We are currently witnessing powerful women leaders who have come to the fore even as the world struggles to heal. Here are some who made headlines recently.
By Reya Mehrotra
By now, almost everyone has heard of Jacinda Ardern, the young and popular Prime Minister of New Zealand. At 39, Ardern has achieved what no other world leader could amid the pandemic: she made her country corona-free and was appreciated for her management and leadership skills. When New Zealand was declared corona-free, she did a little dance, Ardern confessed. A mother of a young child, she is supported by a stay-at-home husband.
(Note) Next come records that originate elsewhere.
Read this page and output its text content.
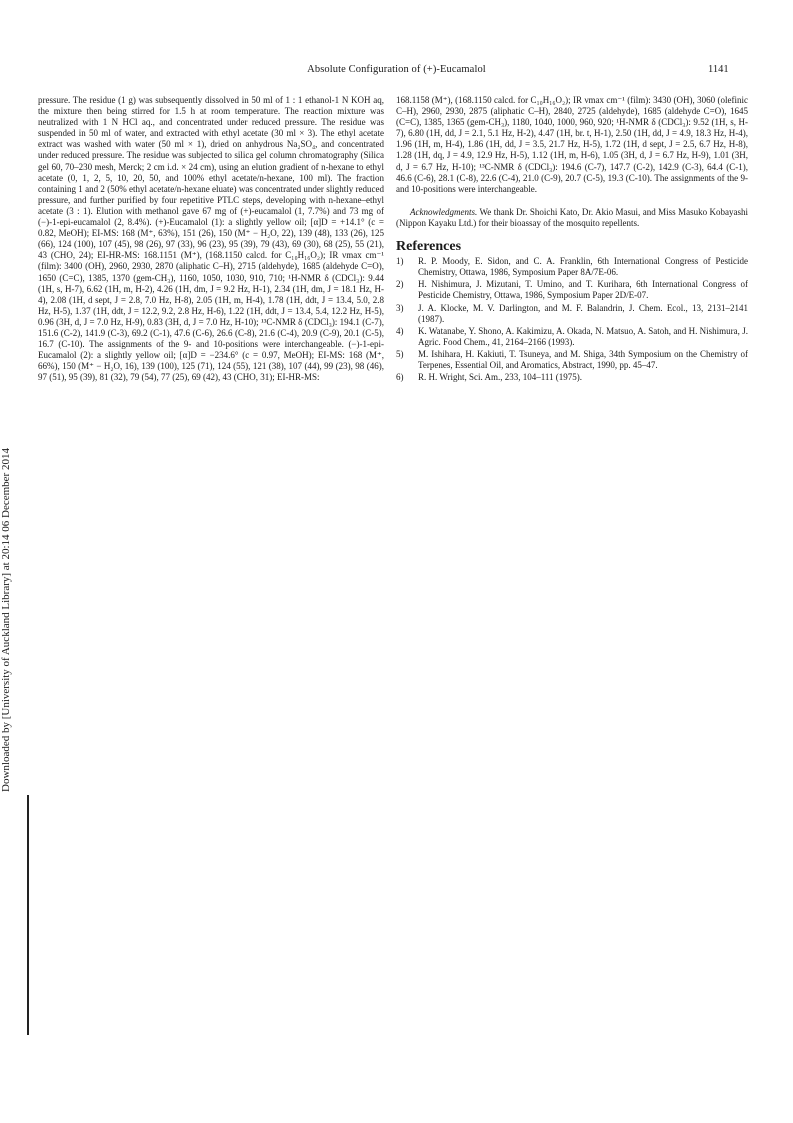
Absolute Configuration of (+)-Eucamalol	1141
Downloaded by [University of Auckland Library] at 20:14 06 December 2014

pressure. The residue (1 g) was subsequently dissolved in 50 ml of 1 : 1 ethanol-1 N KOH aq, the mixture then being stirred for 1.5 h at room temperature. The reaction mixture was neutralized with 1 N HCl aq., and concentrated under reduced pressure. The residue was suspended in 50 ml of water, and extracted with ethyl acetate (30 ml × 3). The ethyl acetate extract was washed with water (50 ml × 1), dried on anhydrous Na₂SO₄, and concentrated under reduced pressure. The residue was subjected to silica gel column chromatography (Silica gel 60, 70–230 mesh, Merck; 2 cm i.d. × 24 cm), using an elution gradient of n-hexane to ethyl acetate (0, 1, 2, 5, 10, 20, 50, and 100% ethyl acetate/n-hexane, 100 ml). The fraction containing 1 and 2 (50% ethyl acetate/n-hexane eluate) was concentrated under slightly reduced pressure, and further purified by four repetitive PTLC steps, developing with n-hexane–ethyl acetate (3 : 1). Elution with methanol gave 67 mg of (+)-eucamalol (1, 7.7%) and 73 mg of (−)-1-epi-eucamalol (2, 8.4%). (+)-Eucamalol (1): a slightly yellow oil; [α]D = +14.1° (c = 0.82, MeOH); EI-MS: 168 (M⁺, 63%), 151 (26), 150 (M⁺ − H₂O, 22), 139 (48), 133 (26), 125 (66), 124 (100), 107 (45), 98 (26), 97 (33), 96 (23), 95 (39), 79 (43), 69 (30), 68 (25), 55 (21), 43 (CHO, 24); EI-HR-MS: 168.1151 (M⁺), (168.1150 calcd. for C₁₀H₁₆O₂); IR νmax cm⁻¹ (film): 3400 (OH), 2960, 2930, 2870 (aliphatic C–H), 2715 (aldehyde), 1685 (aldehyde C=O), 1650 (C=C), 1385, 1370 (gem-CH₃), 1160, 1050, 1030, 910, 710; ¹H-NMR δ (CDCl₃): 9.44 (1H, s, H-7), 6.62 (1H, m, H-2), 4.26 (1H, dm, J = 9.2 Hz, H-1), 2.34 (1H, dm, J = 18.1 Hz, H-4), 2.08 (1H, d sept, J = 2.8, 7.0 Hz, H-8), 2.05 (1H, m, H-4), 1.78 (1H, ddt, J = 13.4, 5.0, 2.8 Hz, H-5), 1.37 (1H, ddt, J = 12.2, 9.2, 2.8 Hz, H-6), 1.22 (1H, ddt, J = 13.4, 5.4, 12.2 Hz, H-5), 0.96 (3H, d, J = 7.0 Hz, H-9), 0.83 (3H, d, J = 7.0 Hz, H-10); ¹³C-NMR δ (CDCl₃): 194.1 (C-7), 151.6 (C-2), 141.9 (C-3), 69.2 (C-1), 47.6 (C-6), 26.6 (C-8), 21.6 (C-4), 20.9 (C-9), 20.1 (C-5), 16.7 (C-10). The assignments of the 9- and 10-positions were interchangeable. (−)-1-epi-Eucamalol (2): a slightly yellow oil; [α]D = −234.6° (c = 0.97, MeOH); EI-MS: 168 (M⁺, 66%), 150 (M⁺ − H₂O, 16), 139 (100), 125 (71), 124 (55), 121 (38), 107 (44), 99 (23), 98 (46), 97 (51), 95 (39), 81 (32), 79 (54), 77 (25), 69 (42), 43 (CHO, 31); EI-HR-MS:

168.1158 (M⁺), (168.1150 calcd. for C₁₀H₁₆O₂); IR νmax cm⁻¹ (film): 3430 (OH), 3060 (olefinic C–H), 2960, 2930, 2875 (aliphatic C–H), 2840, 2725 (aldehyde), 1685 (aldehyde C=O), 1645 (C=C), 1385, 1365 (gem-CH₃), 1180, 1040, 1000, 960, 920; ¹H-NMR δ (CDCl₃): 9.52 (1H, s, H-7), 6.80 (1H, dd, J = 2.1, 5.1 Hz, H-2), 4.47 (1H, br. t, H-1), 2.50 (1H, dd, J = 4.9, 18.3 Hz, H-4), 1.96 (1H, m, H-4), 1.86 (1H, dd, J = 3.5, 21.7 Hz, H-5), 1.72 (1H, d sept, J = 2.5, 6.7 Hz, H-8), 1.28 (1H, dq, J = 4.9, 12.9 Hz, H-5), 1.12 (1H, m, H-6), 1.05 (3H, d, J = 6.7 Hz, H-9), 1.01 (3H, d, J = 6.7 Hz, H-10); ¹³C-NMR δ (CDCl₃): 194.6 (C-7), 147.7 (C-2), 142.9 (C-3), 64.4 (C-1), 46.6 (C-6), 28.1 (C-8), 22.6 (C-4), 21.0 (C-9), 20.7 (C-5), 19.3 (C-10). The assignments of the 9- and 10-positions were interchangeable.

Acknowledgments. We thank Dr. Shoichi Kato, Dr. Akio Masui, and Miss Masuko Kobayashi (Nippon Kayaku Ltd.) for their bioassay of the mosquito repellents.

References
1) R. P. Moody, E. Sidon, and C. A. Franklin, 6th International Congress of Pesticide Chemistry, Ottawa, 1986, Symposium Paper 8A/7E-06.
2) H. Nishimura, J. Mizutani, T. Umino, and T. Kurihara, 6th International Congress of Pesticide Chemistry, Ottawa, 1986, Symposium Paper 2D/E-07.
3) J. A. Klocke, M. V. Darlington, and M. F. Balandrin, J. Chem. Ecol., 13, 2131–2141 (1987).
4) K. Watanabe, Y. Shono, A. Kakimizu, A. Okada, N. Matsuo, A. Satoh, and H. Nishimura, J. Agric. Food Chem., 41, 2164–2166 (1993).
5) M. Ishihara, H. Kakiuti, T. Tsuneya, and M. Shiga, 34th Symposium on the Chemistry of Terpenes, Essential Oil, and Aromatics, Abstract, 1990, pp. 45–47.
6) R. H. Wright, Sci. Am., 233, 104–111 (1975).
The chancellor of Germany since 2005, Merkel has a doctorate in quantum chemistry. Before entering the world of politics, she worked as a research scientist. Before the pandemic, she was considering resigning and taking a back seat, but rejuvenated her career as a leader to fight the virus in her country. Merkel combined her scientific knowledge and experience and involved epidemiologists to roll out pragmatic policies to battle the virus. Not surprisingly, she has once again become a popular leader. Merkel understood the seriousness of the virus early on and insisted on a complete lockdown and widespread testing.
The Taiwanese politician is the President of Taiwan since 2016. In Taiwan, she is the first woman to be elected to office, the first unmarried and the first aboriginal president. An academician, she has a number of qualifications. Under her leadership, Taiwan became Covid-free without having to compromise on its democratic principles. After declaring Taiwan Covid-free, Ing-wen said the country would assist other countries in overcoming the challenge.
The young Indian-American has been named by US Democratic presidential candidate Joe Biden as his digital chief of staff. She will play a key role in his election campaign that will entirely be virtual in the light of the pandemic. Raj obtained her MBA from Stanford University after graduating from Georgetown University in international politics. She has previously served in the offices of a number of notable leaders, including the office of Los Angeles mayor Eric Garcetti, California governor Gain Newsom and as part of Democratic presidential candidate Pete Buttigieg’s campaign. Raj, who will work on maximising the impact of Biden’s digital campaign, resides in Los Angeles, California.
The young politician was recently in news for comfortably winning the Democratic primary for New York’s 14th Congressional District. She won against powerful rivals like Michelle Caruso Cabrera, a former CNBC international correspondent, who received several donations. “Wall Street CEOs, from Goldman Sachs to Blackstone, poured in millions to defeat our grassroots campaign tonight. But their money couldn’t buy a movement,” she tweeted after the victory. She took office at the age of 29 and became the youngest woman ever to serve in the US Congress. Ocasio-Cortez had humble beginnings as she worked as a waitress and bartender before contesting, and has a massive social media presence. She graduated in international relations and economics from Boston University.
Solberg is the second woman prime minister of Norway who has earned the nickname of ‘Iron Erna’ after Margaret Thatcher’s ‘Iron Lady’ nickname due to her tough stance on asylum policies. She is also the longest serving PM of Norway from the Conservative Party and has been re-elected to the Norwegian parliament five times. After it was revealed that the active corona cases in Norway were very less, Solberg announced the lifting of travel curbs from July 15 onwards to and from European countries. Diagnosed with dyslexia at an early age, she remained actively involved in student unions and groups.
Sylveria Elfrieda Jacobs is the Prime Minister of Sint Maarten, a constituent country of the Kingdom of Netherlands in the Carribean. Having started as a teacher and student coordinator, she went on to serve as the minister of education, youth, sport and culture in the second cabinet of Sint Maarten. Under her progressive leadership, Sint Maarten became corona-free in June. When the cases were seen as rising, she delivered a strict message to the people of her country: “Simply. Stop. Moving,” she said in a video address.